If someone is barred from immigrating to the US or becoming a US citizen for being convicted of a crime in Canada, they might just to remove the immigration restrictions. But don’t quote me on that. I feel like there might have been a SCOTUS case on this at some point, but not sure. And citizenship vs. deportability vs. inadmissibility have some nuanced distinctions under US immigration law that might make it hard to generalize the issue.

Interesting. I learned my one new thing for the day…

NPR reported that the Department of Justice directed its attorneys “to prioritize denaturalization in cases involving naturalized citizens who commit certain crimes.”

The actual memo to the attorneys is here
.

Here’s an current example of how someone can (apparently) be born stateless under US law, even without gutting the 14th amendment:

I do wonder why the Child Citizenship Act of 2000 did not seem to apply, given it sounds like he was a legal permanent resident as a child? Perhaps he was no longer in the custody of his father when the law went into effect? He had attorneys, it seems, so presumably they already went through all that…
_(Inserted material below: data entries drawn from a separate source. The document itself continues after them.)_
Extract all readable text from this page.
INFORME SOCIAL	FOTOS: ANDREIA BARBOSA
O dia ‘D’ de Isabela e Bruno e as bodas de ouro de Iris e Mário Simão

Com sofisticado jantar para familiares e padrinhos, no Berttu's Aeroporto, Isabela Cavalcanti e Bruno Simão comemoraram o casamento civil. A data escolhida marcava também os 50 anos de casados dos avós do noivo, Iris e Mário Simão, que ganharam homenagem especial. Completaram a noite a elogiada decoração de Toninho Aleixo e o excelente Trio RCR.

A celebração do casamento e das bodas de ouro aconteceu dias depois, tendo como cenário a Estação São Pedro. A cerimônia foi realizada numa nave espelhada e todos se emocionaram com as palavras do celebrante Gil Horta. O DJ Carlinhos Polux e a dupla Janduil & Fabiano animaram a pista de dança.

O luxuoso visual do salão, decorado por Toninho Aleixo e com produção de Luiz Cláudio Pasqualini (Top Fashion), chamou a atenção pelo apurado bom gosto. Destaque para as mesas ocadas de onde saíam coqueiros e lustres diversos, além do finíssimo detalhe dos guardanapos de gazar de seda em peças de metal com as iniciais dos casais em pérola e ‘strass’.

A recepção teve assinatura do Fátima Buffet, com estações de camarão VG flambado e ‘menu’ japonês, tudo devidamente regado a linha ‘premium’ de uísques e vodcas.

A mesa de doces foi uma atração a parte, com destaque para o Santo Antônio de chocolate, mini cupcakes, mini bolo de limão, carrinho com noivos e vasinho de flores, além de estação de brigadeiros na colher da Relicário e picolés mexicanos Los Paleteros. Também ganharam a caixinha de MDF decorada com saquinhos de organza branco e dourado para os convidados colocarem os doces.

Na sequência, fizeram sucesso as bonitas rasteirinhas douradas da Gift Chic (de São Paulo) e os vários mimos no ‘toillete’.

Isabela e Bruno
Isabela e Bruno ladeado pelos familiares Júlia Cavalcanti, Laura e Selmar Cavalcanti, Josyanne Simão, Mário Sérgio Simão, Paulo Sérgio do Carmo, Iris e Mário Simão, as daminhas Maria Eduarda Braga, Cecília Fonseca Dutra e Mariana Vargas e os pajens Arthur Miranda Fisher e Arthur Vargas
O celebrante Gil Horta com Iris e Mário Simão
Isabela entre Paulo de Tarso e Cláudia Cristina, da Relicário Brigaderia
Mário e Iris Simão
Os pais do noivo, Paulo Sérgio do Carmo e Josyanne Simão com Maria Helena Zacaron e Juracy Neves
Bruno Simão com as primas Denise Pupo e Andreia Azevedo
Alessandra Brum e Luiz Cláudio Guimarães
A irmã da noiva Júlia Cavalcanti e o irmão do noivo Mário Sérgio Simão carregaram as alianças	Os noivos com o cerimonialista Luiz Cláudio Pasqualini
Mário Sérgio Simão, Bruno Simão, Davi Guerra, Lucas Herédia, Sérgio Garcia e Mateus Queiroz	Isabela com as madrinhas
The only article I could find was contradictory

He spent most of his life in Texas, much of it homeless and in and out of jail, he says. His parents divorced when he was too little to remember. His mother, a nurse, remarried to another man in the Army. They moved a lot, and as she and the stepfather had their own kids, Thomas says he struggled in the new family setup.

So at about about 11 years old, he went to stay with his biological father in Florida. By then, his dad was retired from an 18-year career in the U.S. military, he says. His dad died from kidney failure not long after, in 2010.

He was born in 1986 so he would have been 11 in 1997. But the father died in 2010, “not long after” Thomas went to stay with his father. I don’t know which is wrong, the year the father died or when Thomas went to live with him but I am certain no one actually meant to describe the father’s death around 13 years later as not long after.

Also, it’s not unheard of for physical custody to change informally so it’s possible that that was the reason the Child Citizenship Act didn’t apply.